A inteligência artificial está a redesenhar não só processos e operações, mas também a própria estrutura de liderança das empresas. Um novo relatório da IBM revela que 76% das organizações já criaram a função de Chief AI Officer (CAIO), um cargo executivo dedicado à gestão da transformação em inteligência artificial.
De acordo com a análise citada pela CNBC, este valor compara com apenas 26% em 2025, evidenciando uma rápida adoção deste novo papel nas estruturas de topo das empresas.
O estudo indica ainda que 59% dos inquiridos esperam um aumento da influência dos Chief Human Resources Officers (CHRO), num contexto em que a adoção de IA está a gerar mudanças profundas na gestão de talento, formação e cultura organizacional.
A criação do cargo de CAIO surge num momento em que as responsabilidades ligadas à inteligência artificial estão dispersas entre funções como Chief Technology Officer, Chief Information Officer e Chief Data Officer, o que, segundo analistas citados pela CNBC, tem gerado alguma sobreposição de funções e indefinição na governação da IA.
Neste contexto, várias empresas começaram a criar uma função dedicada exclusivamente à coordenação da estratégia de inteligência artificial, como é o caso do HSBC e do Lloyds Banking Group.
Ainda assim, a consultora Gartner considera que o papel não deverá tornar-se universal, defendendo que a criação de novos cargos de topo implica custos elevados e nem todas as organizações terão dimensão para os justificar.
Para a IBM, o Chief AI Officer não é apenas uma função tecnológica, mas sim um elemento estratégico para garantir que a inteligência artificial é integrada em toda a organização, influenciando decisões, operações e execução.
Especialistas citados pela CNBC, como Vivek Lath, da McKinsey & Company, referem que a IA está a provocar “uma das maiores transformações organizacionais desde a revolução industrial e digital”.
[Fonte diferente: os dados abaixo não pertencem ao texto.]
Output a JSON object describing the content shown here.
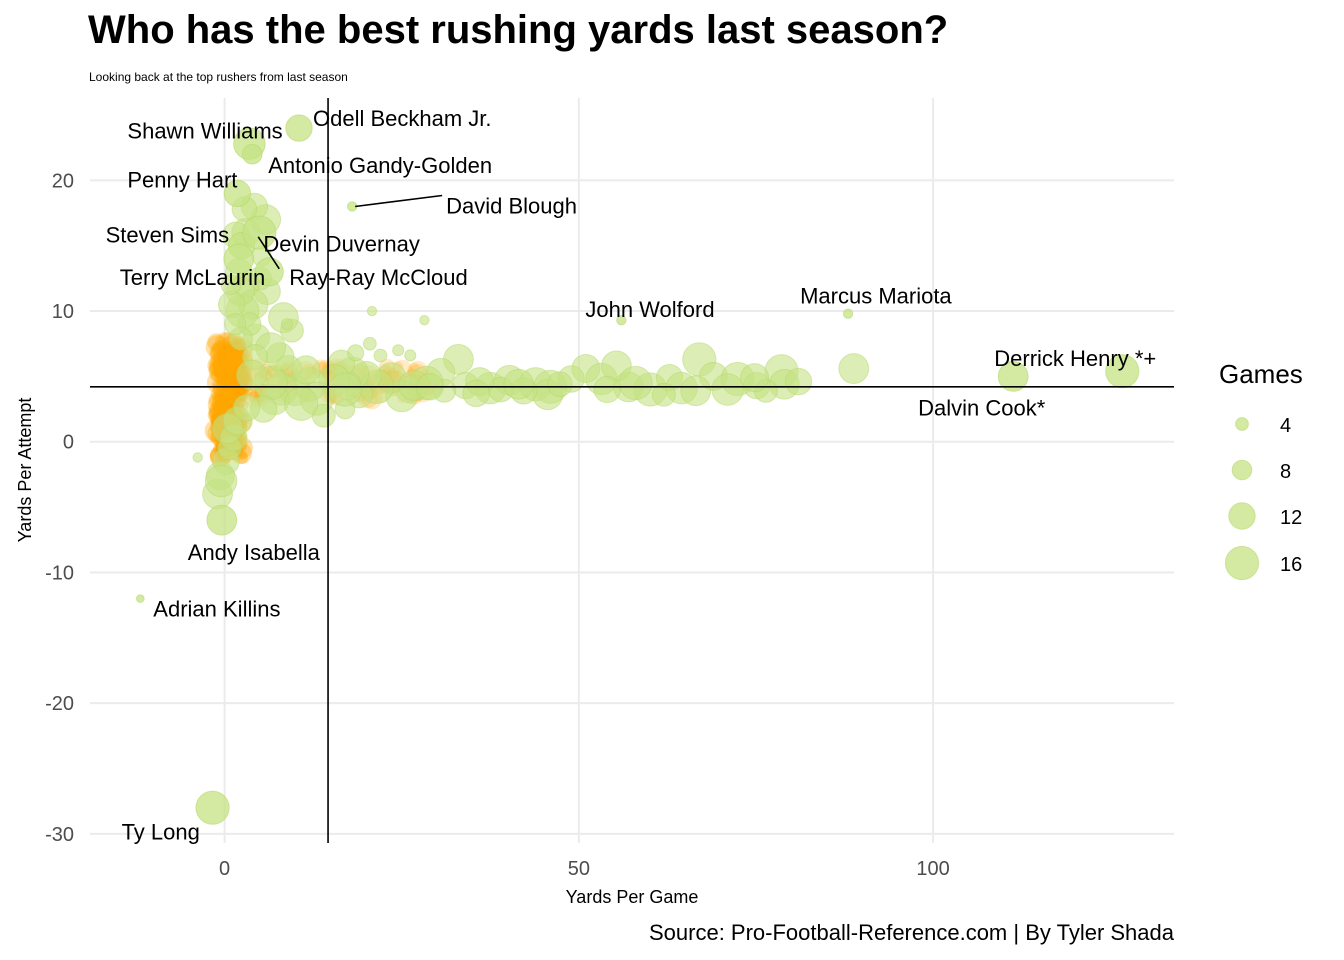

O relatório destaca ainda o reforço do papel dos recursos humanos, com 59% dos inquiridos a preverem um aumento da sua influência. A literacia em IA entre trabalhadores é apontada como um dos principais desafios da adoção tecnológica, sendo a componente cultural mais relevante do que as limitações técnicas.
Analistas alertam, no entanto, que a automatização pode ter impactos distintos nas funções de RH, dependendo do grau de maturidade estratégica das organizações.